Two literary testimonies to human excess, one chastely restrained and the other libidinously expansive, have been occupying me this Advent-Christmas season. That seems appropriate: they approach in their depiction of how excessively, transcendently odd we are as creatures that found in the scriptural lections, daily and Sunday, of the season. Each of the books I have in mind is by one of the more interesting novelists of the last fifty years: William Trevor, born in 1928 in Ireland; and William T. Vollmann, born in 1959 in the USA.

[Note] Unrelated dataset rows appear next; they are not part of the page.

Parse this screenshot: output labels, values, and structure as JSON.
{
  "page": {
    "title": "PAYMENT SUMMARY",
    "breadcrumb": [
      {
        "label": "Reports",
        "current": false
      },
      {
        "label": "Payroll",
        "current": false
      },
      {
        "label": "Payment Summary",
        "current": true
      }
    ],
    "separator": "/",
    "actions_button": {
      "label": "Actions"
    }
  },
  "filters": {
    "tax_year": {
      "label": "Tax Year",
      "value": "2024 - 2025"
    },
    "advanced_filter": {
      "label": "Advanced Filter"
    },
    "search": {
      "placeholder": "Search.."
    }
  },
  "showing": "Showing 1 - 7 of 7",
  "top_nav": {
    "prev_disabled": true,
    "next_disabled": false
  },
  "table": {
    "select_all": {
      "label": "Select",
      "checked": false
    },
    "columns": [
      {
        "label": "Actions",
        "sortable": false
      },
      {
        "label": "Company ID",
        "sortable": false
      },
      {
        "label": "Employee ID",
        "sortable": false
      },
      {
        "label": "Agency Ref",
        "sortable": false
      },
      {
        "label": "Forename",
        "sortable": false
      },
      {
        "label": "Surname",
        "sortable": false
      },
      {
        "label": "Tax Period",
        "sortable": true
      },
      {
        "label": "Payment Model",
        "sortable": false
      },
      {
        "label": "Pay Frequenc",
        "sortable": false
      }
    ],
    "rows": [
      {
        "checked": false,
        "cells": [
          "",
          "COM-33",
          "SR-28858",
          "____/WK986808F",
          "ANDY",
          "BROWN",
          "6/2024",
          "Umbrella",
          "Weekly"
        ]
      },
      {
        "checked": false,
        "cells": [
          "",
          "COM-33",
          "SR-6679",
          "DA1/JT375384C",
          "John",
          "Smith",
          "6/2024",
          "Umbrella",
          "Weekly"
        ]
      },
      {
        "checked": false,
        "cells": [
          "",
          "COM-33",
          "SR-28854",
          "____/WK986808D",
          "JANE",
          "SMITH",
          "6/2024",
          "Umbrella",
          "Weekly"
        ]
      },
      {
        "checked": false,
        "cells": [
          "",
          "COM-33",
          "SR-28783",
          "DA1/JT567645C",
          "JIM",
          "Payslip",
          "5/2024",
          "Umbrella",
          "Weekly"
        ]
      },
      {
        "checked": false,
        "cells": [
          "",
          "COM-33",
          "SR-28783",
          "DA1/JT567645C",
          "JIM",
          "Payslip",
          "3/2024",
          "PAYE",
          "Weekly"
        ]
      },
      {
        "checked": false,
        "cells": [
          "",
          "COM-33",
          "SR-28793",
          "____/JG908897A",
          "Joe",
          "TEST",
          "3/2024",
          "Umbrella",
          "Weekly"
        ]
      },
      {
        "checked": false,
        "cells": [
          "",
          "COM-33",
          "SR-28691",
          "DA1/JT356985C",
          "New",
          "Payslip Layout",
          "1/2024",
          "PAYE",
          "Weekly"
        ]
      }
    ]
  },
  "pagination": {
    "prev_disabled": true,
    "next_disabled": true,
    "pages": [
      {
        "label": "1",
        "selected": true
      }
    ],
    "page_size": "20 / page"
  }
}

Trevor’s new-ish (summer 2009) novel Love and Summer is an almost-perfect model of restrained, elegant, and very dense prose. That’s not to say his prose is hard to understand: it’s crystalline. It is to say that much is packed into it, and that if you read it attentively (and it will hardly let you do anything else) you’ll often have to pause to absorb the vistas that opened by a phrase. It’s a romance in which there are many loves, all unhappy if Hollywood or Disney provide your standard of what counts as a happy love, but each providing a vignette of what human love is and must be if the Christian account of things is right. That is, riven by its own excess, so intense that it cannot satisfy itself. The principal love story is that between Ellie and Florian, she an orphan raised by nuns, he the offspring of decayed Irish gentry. They’re in Ireland, perhaps mid-twentieth-century: it hardly matters when. Ellie is married to a man who accidentally killed his first wife and child; Florian is a creature of romantic memories (an Italian cousin) and literary hopes (stories in the head). They meet, they love, they part, neither able to fulfill the other’s hopes. The same, with variations, is true of the other lovers: the woman who was abandoned by her first and only lover; the man hopelessly in love with an imagined past; the reality of the lovers and their beloveds visible, palimpsest-like, through their hopes and imaginations. Everything is suggested, nothing made explicit: Trevor makes you work, but it is lovely work, sweetly intense, the work of entering an imagined world which is this one, sublimed.
For contrast, Vollmann’s 2005 novel Europe Central. Where Trevor values compression and suggestion, Vollmann prefers to leave nothing unsaid. Europe Central is probably something over 400,000 words long, and it is far from his longest book (that honor may belong to the recent Imperial, which I’ve not yet read). The book is about the European continent during the twentieth century, and especially about the Russo-German war of 1941-45; or, it is about totalitarianism, Stalinist and Nazi; or, it is about Shostakovich, the principal Russian character in the book; or, it is about violence and despair; or, all of these. Vollmann’s interests have long led him to write about our proclivities for excess in our mistreatment of other human beings, and the big canvas and high intensity of the place and time he treats provide an ideal focus. Almost every character in the book really existed, but Vollmann’s depiction of them is not what would be recognized as factual by a scholar-biographer. He’s after something more interesting than that, something very like what Tolstoy was after in War & Peace: the truth of war, hatred, fear, violence, and large-scale slaughter. He does it in prose that is, to my taste, considerably over-heated; and in that respect he is more like Augustine (in De civitate dei) than like Tolstoy. But he too achieves something quite remarkable, which is to get you, if you read him in the kind of half-bludgeoned trance he seems to want to put you into, to enter and understand the world lived in by mass-murderers and racists, of collaborators with evil, of those who come to see evil as good, of those who resist evil by inner migration, and of those who think they do but really don’t. And above all, he shows what the movement of steel and fire and bullets and gas and bombs forward and back across Europe between 1914 and 1945 was (or might have been) like, and in showing that he provides a figure of the fallen world, which is ours, and neither are we out of it.
Both Vollmann’s and Trevor’s characters dream as humans do, wanting what they cannot have, conjuring phantasms, and acting as if they were real. Their world, like ours, is one of violence and disappointment beyond the measure of reason, a place of the inevitable excess of these horrors, at least until Christ should come again. But each of these writers, in very different ways, shows also that there is more in the world than that, even if there is always that. There is also the beauty of the world, never erased, not even in the gas chambers, the torture pits, and the loneliness of abandonment. Christ’s blood streams in the firmament, even for those, like Faustus who have sold their souls to an imagination of Christ’s absence.